Anita: There have been many different reports in Nature and other journals describing some of the problems with reproducibility. In fact, the heads of the National Institutes of Health have authored some and have illuminated some of the problems and also actually addressed some of them. In 2016, they changed the reviewer guidelines for all grants. They analyzed several different places where we need to pay more attention. For instance, statistical challenges certainly need more attention, and certain efforts have been made to address these challenges.

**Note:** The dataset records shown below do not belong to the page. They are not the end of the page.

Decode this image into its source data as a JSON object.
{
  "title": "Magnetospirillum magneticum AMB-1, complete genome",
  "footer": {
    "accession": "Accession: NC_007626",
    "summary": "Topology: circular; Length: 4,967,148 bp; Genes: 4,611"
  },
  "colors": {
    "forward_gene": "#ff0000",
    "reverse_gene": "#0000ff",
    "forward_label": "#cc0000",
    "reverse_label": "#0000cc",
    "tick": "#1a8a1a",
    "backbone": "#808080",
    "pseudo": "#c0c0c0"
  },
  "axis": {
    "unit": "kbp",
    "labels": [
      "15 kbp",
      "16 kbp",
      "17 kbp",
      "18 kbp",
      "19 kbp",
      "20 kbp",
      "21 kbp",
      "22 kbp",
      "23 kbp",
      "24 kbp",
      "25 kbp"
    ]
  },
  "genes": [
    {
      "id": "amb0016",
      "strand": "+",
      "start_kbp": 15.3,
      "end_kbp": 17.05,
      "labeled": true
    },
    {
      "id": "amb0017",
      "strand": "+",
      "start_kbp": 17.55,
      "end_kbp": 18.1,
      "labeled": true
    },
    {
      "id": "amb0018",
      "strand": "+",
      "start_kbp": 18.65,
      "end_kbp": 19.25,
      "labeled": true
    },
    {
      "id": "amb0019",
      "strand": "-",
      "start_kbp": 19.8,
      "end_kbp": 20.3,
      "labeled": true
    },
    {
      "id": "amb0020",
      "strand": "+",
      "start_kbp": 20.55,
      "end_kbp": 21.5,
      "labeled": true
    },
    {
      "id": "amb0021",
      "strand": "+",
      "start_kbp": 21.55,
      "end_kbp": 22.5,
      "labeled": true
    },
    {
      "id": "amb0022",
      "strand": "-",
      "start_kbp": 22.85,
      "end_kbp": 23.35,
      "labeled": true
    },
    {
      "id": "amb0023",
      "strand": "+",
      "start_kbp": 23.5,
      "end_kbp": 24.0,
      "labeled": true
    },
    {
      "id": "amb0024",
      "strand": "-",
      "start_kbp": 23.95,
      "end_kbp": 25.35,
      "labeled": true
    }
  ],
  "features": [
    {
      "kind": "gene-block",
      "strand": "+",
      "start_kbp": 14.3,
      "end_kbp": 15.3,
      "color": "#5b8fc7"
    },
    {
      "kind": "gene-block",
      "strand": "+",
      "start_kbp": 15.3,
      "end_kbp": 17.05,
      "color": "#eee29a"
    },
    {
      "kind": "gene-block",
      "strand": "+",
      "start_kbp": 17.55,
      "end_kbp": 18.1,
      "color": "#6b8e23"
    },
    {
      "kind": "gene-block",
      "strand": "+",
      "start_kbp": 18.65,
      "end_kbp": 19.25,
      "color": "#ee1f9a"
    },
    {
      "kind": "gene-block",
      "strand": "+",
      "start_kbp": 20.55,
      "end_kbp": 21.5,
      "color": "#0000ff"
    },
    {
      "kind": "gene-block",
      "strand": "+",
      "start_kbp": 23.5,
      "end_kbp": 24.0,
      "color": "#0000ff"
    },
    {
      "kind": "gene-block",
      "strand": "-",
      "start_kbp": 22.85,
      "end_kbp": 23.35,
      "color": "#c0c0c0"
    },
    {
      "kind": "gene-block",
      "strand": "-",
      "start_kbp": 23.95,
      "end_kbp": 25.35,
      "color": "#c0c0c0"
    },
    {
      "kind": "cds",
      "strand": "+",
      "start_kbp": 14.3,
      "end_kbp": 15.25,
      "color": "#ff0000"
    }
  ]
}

Another part of the problem comes that the National Institutes of Health have identified are naming key biological resources such as antibodies, cell lines, other chemical reagents, and transgenic organisms. To fulfill this requirement, RRIDs are quite important; however, certain requirements need to be fulfilled for this purpose. First, we need to be able to identify particular organisms, cell lines, and antibodies. Second, we absolutely need to know if we are using the right reagent or if the cell line being used is not contaminated at the source. Many cell lines commonly used these days have drifted over the years and become something else. Committees of research scientists are looking at these issues. However, the problem is that these scientists are working all across the world and they do not always know about each other. An important thing about identifiers is that you can actually bring in additional information to a particular research object.
For example, I have a cell line from a particular biocenter that is known to be contaminated and this report exists in an excel file in Australia. However, with an identifier, such a report can be brought into that particular research object. Now, when a researcher tries to find a RRID, they might find that the cell line is contaminated and might rethink their study’s conclusions. In this manner, RRIDs should help authors bring in additional information into a study before it gets published.
Kuntan: Can RRIDs help identify mislabeled cells or questionable lab supplies thereby promoting reproducibility in science
Anita: Absolutely, on the one hand, RRIDs help identify and also answer the simple question about which resources were used. When enough people use these resources, they answer another question, i.e. “Who else used this particular resource?” However, when you get information about how RRIDs are actually functioning, and when there is enough data around them, then they actually provide other answers. The obtained information can be “attached” to individual cell lines or antibodies. When enough of these pieces of information are attached, or if the information is by a particular authority you know that you should probably trust it and act accordingly and re-examine whatever evidence you have with you in a proper way.
Kuntan: How are you currently increasing awareness amongst authors regarding RRIDs and using them in their manuscripts?
Anita: We work closely with several journals. We have recently brought online the journals published by Cell Press. If you are applying to publish in Cell or Cell Systems, or any of their other journals, on acceptance, the editors will ask you to add the RRIDs. Many authors already do this before they start the process; however, if you are working with a journal that directs authors to our website, you will have to do this. Even if the journal does not require it, you can still add RRIDs. We have had very few journals that feel this should not be done because they all recognize that this is a better way to identify research resources even if it is not in their Instructions to Authors. That way, you can track the reagent instead of trying to figure out where the company is located—which is useless these days since they are all on the Internet.
(This interview is a part of our interview series of Connecting Scholarly Publishing Experts and Researchers.)